Total’s company man Valencia, whose job was to supervise the drilling contractor to ensure that the well was drilled in the manner required by the operator, was required to “perform all Work with due diligence and care and in a good and workmanlike manner … acceptable to [BEPCO].”
The washout: top-down or bottom-up?
The drilling prognosis gave Valencia instructions, but did not specify the operations that were to be supervised. After completion of a cementing operation, Latshaw had to “washout” excess cement. There are two methods to washout: most common, the “top-down” procedure; less common, and more dangerous, “bottoms-up”. There was testimony that BEPCO’s standard procedure was bottoms-up. BEPCO’s drilling superintendent denied that he told Latshaw to use the bottoms-up procedure. Valencia testified that he always used the top-down method and he was unaware that Latshaw used bottoms-up.
As required by regulation, a BLM (that’s “Bureau of Land Management” if you’re confused) representative was at the well during the cementing operation. Valencia did not supervise the washout because he was meeting with the BLM rep. After the washout, it was discovered that the intermediate casing had collapsed, and the well was P&A’ed.
BEPCO sued, alleging that Total breached the MSA because Valencia, by failing to supervise the washout, did not perform his work “with due diligence and in a good and workmanlike manner.”
The jury found that Total did not breach the MSA, resulting in a take-nothing judgment.
On appeal: the test for evidence
The court will sustain a challenge to the legal sufficiency of evidence only if:
- there is a complete lack of evidence of a vital fact,
- rules of law or evidence bar the court from giving weight to the only evidence offered to prove a vital fact,
- there is no more than a scintilla of evidence offered to prove a vital fact, or
- the opposite of the vital fact is conclusively established.

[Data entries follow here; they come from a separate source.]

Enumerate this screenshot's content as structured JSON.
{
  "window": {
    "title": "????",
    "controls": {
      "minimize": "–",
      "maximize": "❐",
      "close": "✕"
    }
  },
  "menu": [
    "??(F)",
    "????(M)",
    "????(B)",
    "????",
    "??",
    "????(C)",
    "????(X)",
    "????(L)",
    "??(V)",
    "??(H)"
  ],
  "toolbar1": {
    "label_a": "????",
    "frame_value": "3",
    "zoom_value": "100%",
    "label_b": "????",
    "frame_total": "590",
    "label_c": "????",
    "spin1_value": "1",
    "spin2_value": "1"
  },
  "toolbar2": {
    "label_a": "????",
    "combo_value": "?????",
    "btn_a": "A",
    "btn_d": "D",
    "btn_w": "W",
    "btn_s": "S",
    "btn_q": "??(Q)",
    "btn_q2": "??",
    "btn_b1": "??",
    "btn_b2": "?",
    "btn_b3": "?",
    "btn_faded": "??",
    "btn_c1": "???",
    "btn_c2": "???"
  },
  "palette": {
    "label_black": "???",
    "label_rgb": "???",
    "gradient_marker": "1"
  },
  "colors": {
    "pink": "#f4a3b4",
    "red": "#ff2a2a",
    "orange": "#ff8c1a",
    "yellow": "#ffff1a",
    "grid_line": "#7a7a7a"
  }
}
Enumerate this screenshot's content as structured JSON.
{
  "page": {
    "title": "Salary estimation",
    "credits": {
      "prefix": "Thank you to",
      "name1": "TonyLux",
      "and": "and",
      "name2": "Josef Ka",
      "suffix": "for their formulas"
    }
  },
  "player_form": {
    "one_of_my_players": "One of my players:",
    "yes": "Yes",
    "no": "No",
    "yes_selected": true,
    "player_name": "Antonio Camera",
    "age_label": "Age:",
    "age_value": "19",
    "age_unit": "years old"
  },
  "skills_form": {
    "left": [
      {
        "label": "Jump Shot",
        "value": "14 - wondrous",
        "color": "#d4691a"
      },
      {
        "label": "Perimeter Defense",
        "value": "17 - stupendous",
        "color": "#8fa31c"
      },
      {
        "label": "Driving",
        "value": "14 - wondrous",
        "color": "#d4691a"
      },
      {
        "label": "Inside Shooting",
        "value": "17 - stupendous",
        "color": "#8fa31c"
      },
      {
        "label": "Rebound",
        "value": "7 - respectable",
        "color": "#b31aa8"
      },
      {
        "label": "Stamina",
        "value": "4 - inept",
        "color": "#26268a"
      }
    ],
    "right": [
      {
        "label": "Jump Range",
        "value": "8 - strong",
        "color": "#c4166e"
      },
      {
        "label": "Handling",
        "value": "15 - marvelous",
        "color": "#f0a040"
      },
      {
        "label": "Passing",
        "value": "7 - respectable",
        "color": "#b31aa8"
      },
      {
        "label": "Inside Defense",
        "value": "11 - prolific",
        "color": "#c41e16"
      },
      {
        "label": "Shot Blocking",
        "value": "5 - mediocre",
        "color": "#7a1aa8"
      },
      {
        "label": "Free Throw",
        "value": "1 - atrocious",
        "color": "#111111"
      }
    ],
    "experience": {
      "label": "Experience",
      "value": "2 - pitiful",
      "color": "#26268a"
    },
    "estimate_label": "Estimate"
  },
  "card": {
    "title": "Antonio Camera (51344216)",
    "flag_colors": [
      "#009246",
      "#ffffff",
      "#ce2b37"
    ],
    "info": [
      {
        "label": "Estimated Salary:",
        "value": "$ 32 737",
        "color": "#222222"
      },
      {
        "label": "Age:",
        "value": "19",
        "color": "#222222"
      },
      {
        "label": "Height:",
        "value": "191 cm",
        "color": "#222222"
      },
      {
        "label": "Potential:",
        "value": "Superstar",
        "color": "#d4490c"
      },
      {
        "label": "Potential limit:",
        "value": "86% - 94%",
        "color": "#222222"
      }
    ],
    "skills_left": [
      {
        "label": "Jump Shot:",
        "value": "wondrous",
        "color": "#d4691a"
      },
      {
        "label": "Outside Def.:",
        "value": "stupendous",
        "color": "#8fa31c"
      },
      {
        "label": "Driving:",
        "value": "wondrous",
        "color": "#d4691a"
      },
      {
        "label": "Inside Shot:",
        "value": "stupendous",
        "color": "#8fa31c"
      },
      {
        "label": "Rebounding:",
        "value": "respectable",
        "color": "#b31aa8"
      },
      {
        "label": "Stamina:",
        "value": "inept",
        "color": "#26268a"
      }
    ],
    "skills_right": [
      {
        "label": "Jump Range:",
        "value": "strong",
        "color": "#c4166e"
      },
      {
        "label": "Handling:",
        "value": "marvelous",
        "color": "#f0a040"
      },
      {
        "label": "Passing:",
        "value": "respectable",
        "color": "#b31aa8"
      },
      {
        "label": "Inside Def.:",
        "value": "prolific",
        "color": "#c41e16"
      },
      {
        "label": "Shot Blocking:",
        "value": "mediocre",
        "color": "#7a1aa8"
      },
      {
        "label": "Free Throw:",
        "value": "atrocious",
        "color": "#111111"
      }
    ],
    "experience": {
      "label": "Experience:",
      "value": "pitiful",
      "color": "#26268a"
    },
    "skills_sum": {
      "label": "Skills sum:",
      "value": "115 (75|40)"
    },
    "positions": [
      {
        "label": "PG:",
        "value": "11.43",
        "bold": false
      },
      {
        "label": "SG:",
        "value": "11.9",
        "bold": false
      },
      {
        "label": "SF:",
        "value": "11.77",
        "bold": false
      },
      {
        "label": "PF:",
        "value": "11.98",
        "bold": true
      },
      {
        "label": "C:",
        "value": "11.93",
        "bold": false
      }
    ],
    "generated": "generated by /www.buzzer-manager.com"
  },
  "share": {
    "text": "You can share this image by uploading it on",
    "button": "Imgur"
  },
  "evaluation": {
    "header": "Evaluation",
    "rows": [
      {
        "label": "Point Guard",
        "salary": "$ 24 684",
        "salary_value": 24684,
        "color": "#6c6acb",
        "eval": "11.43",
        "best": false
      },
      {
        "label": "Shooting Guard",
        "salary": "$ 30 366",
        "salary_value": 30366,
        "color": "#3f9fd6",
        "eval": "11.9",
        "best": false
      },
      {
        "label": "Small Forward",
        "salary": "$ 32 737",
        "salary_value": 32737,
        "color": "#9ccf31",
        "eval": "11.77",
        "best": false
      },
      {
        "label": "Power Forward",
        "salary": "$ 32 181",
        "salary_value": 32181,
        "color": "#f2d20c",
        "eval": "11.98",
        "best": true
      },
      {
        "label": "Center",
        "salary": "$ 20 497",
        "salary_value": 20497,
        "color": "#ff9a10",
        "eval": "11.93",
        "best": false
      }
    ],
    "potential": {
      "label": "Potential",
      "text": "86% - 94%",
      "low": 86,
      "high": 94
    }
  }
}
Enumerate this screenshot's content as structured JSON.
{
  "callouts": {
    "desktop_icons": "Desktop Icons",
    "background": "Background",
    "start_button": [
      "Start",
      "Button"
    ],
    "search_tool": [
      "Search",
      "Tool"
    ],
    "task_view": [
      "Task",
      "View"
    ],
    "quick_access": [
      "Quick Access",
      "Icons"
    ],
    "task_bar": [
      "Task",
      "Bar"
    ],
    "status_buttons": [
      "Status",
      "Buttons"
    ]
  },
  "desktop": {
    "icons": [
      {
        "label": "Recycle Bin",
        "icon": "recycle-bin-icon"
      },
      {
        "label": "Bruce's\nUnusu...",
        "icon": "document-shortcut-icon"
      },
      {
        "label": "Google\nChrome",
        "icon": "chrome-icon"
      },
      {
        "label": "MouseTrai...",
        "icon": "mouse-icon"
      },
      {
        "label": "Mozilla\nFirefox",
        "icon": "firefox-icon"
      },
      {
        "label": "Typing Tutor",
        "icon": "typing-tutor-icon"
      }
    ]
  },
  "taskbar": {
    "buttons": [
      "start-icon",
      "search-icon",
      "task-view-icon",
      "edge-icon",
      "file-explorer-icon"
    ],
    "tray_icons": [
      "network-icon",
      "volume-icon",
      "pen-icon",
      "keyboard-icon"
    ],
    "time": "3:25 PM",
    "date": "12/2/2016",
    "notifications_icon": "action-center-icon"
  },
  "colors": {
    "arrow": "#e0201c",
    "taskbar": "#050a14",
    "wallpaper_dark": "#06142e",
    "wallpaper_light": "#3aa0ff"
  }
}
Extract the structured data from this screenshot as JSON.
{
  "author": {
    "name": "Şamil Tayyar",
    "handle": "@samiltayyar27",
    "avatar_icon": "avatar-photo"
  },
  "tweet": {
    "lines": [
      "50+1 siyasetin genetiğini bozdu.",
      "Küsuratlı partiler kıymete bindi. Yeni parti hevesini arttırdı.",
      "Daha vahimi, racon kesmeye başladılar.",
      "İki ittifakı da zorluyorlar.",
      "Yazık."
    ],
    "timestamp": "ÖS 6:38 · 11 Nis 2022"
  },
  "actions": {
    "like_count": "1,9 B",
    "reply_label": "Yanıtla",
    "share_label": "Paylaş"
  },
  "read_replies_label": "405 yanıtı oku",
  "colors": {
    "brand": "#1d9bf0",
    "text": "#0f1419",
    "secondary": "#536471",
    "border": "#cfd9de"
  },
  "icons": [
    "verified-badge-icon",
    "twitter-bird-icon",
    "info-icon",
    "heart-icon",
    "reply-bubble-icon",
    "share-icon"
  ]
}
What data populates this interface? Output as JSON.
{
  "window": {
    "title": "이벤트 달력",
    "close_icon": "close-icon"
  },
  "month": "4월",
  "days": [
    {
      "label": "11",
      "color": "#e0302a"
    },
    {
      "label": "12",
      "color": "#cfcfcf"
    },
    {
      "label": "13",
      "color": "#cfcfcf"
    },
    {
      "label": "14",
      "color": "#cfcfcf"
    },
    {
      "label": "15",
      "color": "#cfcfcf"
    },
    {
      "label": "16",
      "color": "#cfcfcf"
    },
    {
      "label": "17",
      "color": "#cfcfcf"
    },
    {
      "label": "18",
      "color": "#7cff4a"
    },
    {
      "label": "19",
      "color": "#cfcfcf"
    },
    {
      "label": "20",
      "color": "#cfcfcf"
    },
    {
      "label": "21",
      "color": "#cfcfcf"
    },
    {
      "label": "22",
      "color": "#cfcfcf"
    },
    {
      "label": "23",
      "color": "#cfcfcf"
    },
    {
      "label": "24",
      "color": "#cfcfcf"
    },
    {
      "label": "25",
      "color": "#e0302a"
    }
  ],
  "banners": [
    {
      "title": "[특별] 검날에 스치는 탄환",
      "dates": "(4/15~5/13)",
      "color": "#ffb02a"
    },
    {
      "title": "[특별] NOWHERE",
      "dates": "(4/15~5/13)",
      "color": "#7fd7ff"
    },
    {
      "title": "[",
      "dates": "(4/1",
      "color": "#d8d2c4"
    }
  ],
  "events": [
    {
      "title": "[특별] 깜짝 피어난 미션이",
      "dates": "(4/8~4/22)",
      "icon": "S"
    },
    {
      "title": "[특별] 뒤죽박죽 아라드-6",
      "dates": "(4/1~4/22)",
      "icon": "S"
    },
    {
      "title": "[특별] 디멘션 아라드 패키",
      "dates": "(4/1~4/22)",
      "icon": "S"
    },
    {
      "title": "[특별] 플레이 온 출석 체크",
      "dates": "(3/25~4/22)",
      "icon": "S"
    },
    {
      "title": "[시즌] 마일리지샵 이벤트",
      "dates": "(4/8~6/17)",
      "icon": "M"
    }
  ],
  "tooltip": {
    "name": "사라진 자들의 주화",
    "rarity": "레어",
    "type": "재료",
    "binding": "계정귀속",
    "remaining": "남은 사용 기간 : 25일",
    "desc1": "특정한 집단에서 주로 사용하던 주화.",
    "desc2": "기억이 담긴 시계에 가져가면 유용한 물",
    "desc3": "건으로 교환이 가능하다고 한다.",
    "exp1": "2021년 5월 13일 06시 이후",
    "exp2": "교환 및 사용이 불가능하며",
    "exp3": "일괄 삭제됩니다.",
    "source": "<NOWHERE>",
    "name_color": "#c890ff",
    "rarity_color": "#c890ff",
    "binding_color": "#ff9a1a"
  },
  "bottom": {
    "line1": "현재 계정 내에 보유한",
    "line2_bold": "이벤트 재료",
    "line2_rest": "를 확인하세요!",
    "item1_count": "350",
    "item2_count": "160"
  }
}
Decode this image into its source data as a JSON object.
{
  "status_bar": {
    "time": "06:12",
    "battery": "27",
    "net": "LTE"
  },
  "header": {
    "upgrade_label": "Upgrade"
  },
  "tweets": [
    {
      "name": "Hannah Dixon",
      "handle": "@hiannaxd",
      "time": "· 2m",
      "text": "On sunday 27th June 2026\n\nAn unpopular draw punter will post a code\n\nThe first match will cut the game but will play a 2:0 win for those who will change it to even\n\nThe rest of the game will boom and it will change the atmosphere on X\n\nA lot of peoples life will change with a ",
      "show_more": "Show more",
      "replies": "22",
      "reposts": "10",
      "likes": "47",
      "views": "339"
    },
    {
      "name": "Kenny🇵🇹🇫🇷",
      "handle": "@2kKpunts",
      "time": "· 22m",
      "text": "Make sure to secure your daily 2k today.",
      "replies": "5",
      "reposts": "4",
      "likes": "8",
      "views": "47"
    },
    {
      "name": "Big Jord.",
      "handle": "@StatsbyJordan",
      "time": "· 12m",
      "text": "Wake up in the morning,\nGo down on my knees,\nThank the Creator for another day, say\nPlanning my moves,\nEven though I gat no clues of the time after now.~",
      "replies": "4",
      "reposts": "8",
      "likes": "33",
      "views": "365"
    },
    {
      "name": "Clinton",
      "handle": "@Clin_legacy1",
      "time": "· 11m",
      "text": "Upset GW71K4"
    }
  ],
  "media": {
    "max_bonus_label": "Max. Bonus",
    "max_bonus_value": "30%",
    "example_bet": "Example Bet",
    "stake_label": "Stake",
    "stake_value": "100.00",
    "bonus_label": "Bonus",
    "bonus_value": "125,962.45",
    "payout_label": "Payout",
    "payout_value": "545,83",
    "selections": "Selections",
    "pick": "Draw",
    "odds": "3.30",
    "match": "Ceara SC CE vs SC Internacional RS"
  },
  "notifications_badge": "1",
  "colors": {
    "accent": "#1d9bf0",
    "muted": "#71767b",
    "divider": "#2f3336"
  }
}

Six witnesses testified about whether Valencia was required to supervise all or part of the washout operation. After considering the conflicting testimony, the court of appeals found more than a scintilla of evidence to support the jury finding. BEPCO did not carry its burden to prove that Total breached the MSA.
The court gave these primary reasons for its holding:
- Perkin (Total’s expert engineer) testified that Valencia was not required to supervise the washout procedure and was not always required to supervise the connection of a high-pressure hose (one of BEPCO’s complaints). Valencia was “doing his job” by meeting with the BLM, and complied with his obligations as a company man.
- BEPCO’s former company man testified that a company man was not required to supervise a washout procedure. (Catch that? Former company man testifying against the company! It appears that he testified “the right way” at trial but was reminded of contrary deposition testimony).
The jury could have reasonably determined that Valencia’s decision to meet with the BLM representative rather than supervise the washout procedure was “that quality of work . . . generally considered proficient by those capable of judging such work” and was made with “the diligence and care reasonably expected from and ordinarily exercised by” a company man.